Having clung to the political centre, propping up the Liberals when they lacked a parliamentary majority, the social-democratic NDP was almost obliterated in the election and has lost its official party status in parliament. This ensures that Carney can proceed with his assault on workers and communities without even a tokenistic parliamentary opposition from the left. For that matter, the opposition from the right is likely to be quite tepid.
On secure ground federally, Carney is focusing his efforts on heading up a de facto alliance with the provincial governments. This focuses on an agenda of deregulation and a massive drive to expand fossil fuel extraction and mining projects.

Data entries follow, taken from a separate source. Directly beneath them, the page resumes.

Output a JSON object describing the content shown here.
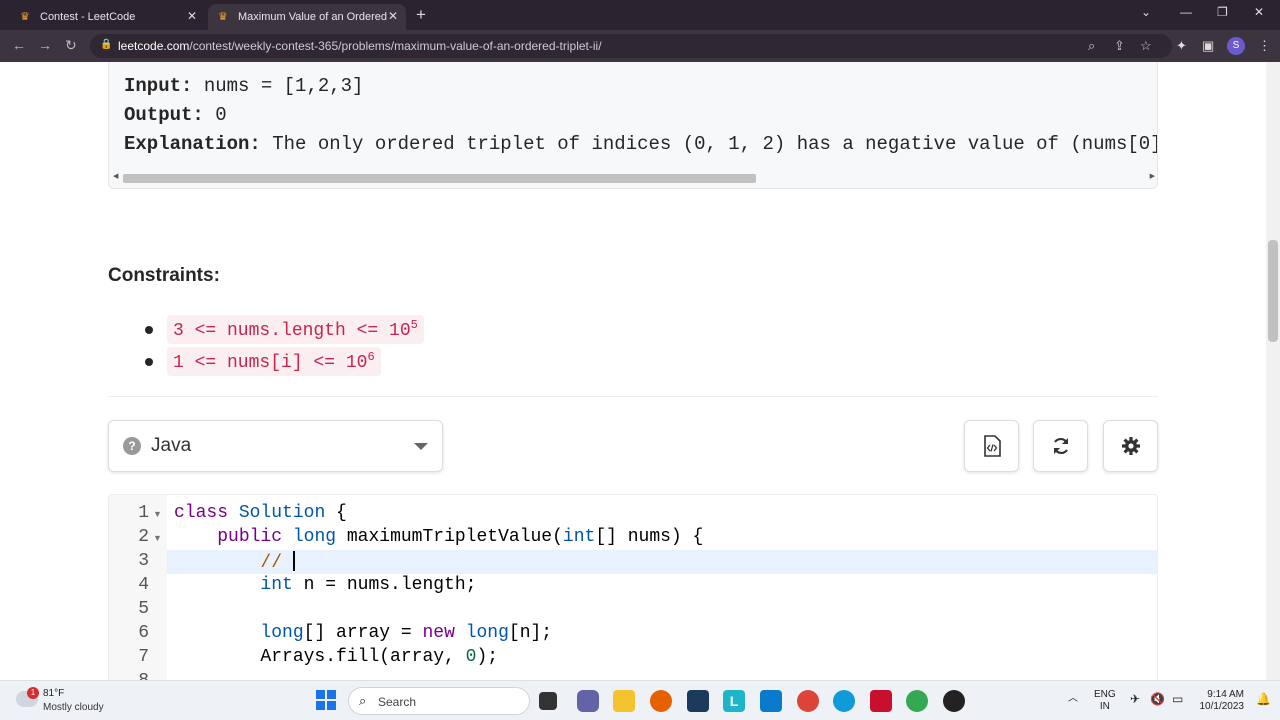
{
  "browser": {
    "tabs": [
      {
        "title": "Contest - LeetCode"
      },
      {
        "title": "Maximum Value of an Ordered T"
      }
    ],
    "url_host": "leetcode.com",
    "url_path": "/contest/weekly-contest-365/problems/maximum-value-of-an-ordered-triplet-ii/",
    "profile_initial": "S"
  },
  "example": {
    "input_label": "Input:",
    "input_value": "nums = [1,2,3]",
    "output_label": "Output:",
    "output_value": "0",
    "explanation_label": "Explanation:",
    "explanation_value": "The only ordered triplet of indices (0, 1, 2) has a negative value of (nums[0]"
  },
  "constraints": {
    "title": "Constraints:",
    "items": [
      {
        "text": "3 <= nums.length <= 10",
        "sup": "5"
      },
      {
        "text": "1 <= nums[i] <= 10",
        "sup": "6"
      }
    ]
  },
  "editor": {
    "language": "Java",
    "line_numbers": [
      "1",
      "2",
      "3",
      "4",
      "5",
      "6",
      "7",
      "8"
    ],
    "current_line": 3
  },
  "taskbar": {
    "weather_temp": "81°F",
    "weather_desc": "Mostly cloudy",
    "weather_badge": "1",
    "search_placeholder": "Search",
    "lang_top": "ENG",
    "lang_bottom": "IN",
    "time": "9:14 AM",
    "date": "10/1/2023"
  }
}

In this regard, the Conservative government of Ontario is working in lockstep with the federal Liberals, going so far as to set up ‘special economic zones’ where worker protections, environmental standards and agreements with Indigenous communities can all be set aside.
The alliance that Carney is fashioning, however, isn’t confined to right-wing governments. Provincial and territorial premiers have eagerly submitted plans for ‘nation building projects’ that will supposedly, as a recent Yahoo article put it, ‘supercharge Canada’s economic growth and mitigate damage from tariffs levied by the United States.’ Provincial and territorial governments headed by the NDP haven’t hesitated to participate in this scramble, their supposed commitment to Indigenous rights and climate justice notwithstanding.
At the present moment, we can expect only the mildest opposition to Carney’s drive to impose the burden if the trade crisis on workers and communities to emerge in the parliamentary arena. As the attack intensifies and its impacts are sharply felt across the country, social mobilization and mass action will be urgently required if Carney’s agenda of austerity, deregulation and environmental degradation is to be effectively resisted.